Qualche anno fa mi capitò di imbattermi in una frase molto intrigante, che ancora mi risuona in testa: “Tradurre è tradire”. Nel breve articolo che mi appresto a scrivere proverò a mettere ordine alle riflessioni scaturite intorno a questa idea, al suo significato e alle implicazioni che può avere nel nostro modo di fruire i prodotti artistici.
Nel mondo del cinema ad esempio, con “traduzione” si intende l’adattamento, il doppiaggio delle battute di un film in una lingua diversa da quella originale. Queste traduzioni talvolta aprono discussioni infinite.
Basandomi sul cinema e sulla letteratura si può affermare che tradurre è tradire, sempre e comunque? Io credo di sì. Come ripete spesso un mio caro amico: “Quando vediamo un film doppiato non stiamo guardando l’opera originale, ma un'altra opera”.
È proprio così. In un film le parole non sono meno importanti delle inquadrature e ci sono, infatti, vari tradimenti durante tutta la fase di traduzione. Il primo avviene con l’interpretazione personale del traduttore; il secondo consiste nell’espressione, in un linguaggio diverso da quello originale, di ciò che è stato interpretato. Qui si pone un ulteriore problema: nessuna lingua può avere le parole per tradurre ogni singolo pensiero in modo fedele e anche se le avesse sarebbero difficilmente conoscibili da una sola persona. Infine il terzo tradimento è quello compiuto dal lettore, che leggendo la traduzione interpreta a sua volta il testo.
E per quelli che ancora non sono sazi di tradimenti c’è quello che chiamo il “tradimento zero”: l’autore del testo originale lo compie quando traduce in linguaggio il suo pensiero nella fase embrionale dell’opera, quando essa non è ancora scritta ma è un miscuglio di idee ed emozioni.
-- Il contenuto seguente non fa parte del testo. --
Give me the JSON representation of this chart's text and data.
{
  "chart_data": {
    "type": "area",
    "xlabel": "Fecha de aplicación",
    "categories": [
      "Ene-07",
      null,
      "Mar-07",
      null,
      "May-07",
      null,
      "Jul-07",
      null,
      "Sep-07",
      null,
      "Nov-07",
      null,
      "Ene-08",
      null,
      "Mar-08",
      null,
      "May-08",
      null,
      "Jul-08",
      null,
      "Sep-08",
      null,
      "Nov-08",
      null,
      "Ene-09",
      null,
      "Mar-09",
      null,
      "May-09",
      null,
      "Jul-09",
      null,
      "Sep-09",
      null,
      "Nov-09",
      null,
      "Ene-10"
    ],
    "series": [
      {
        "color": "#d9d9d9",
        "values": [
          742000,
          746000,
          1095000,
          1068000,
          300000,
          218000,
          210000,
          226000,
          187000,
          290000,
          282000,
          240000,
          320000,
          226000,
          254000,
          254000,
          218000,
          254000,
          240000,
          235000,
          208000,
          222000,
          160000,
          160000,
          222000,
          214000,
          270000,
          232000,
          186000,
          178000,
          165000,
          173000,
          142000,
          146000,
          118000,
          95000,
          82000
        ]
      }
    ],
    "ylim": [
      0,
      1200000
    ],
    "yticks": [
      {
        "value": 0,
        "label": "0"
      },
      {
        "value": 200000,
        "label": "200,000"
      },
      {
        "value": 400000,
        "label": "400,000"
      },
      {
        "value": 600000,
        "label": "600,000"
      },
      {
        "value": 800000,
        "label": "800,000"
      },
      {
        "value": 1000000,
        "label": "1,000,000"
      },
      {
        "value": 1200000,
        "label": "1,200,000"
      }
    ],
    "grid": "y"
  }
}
“Basterebbe entrare nella mente dell’artista per trovare l’opera vera” dirà qualcuno. No, non proprio. Anche entrando nella mente dell’artista (ammesso che sia possibile), l’esperienza che noi faremmo di quell’opera sarebbe mediata dai nostri sensi che creerebbero, per quanto poco, una nuova interpretazione dell’opera. Quindi concludo dicendo che non è possibile conoscere un’opera come la conosce il suo creatore: solo Dante può conoscere la vera Divina Commedia, solo Virgilio la vera Eneide e solo Shakespeare il vero amore che lega Romeo e Giulietta. Ma in fondo l’opera d’arte non è di chi la scrive, ma di che la fruisce: patrimonio per chiunque si avvicini ad essa.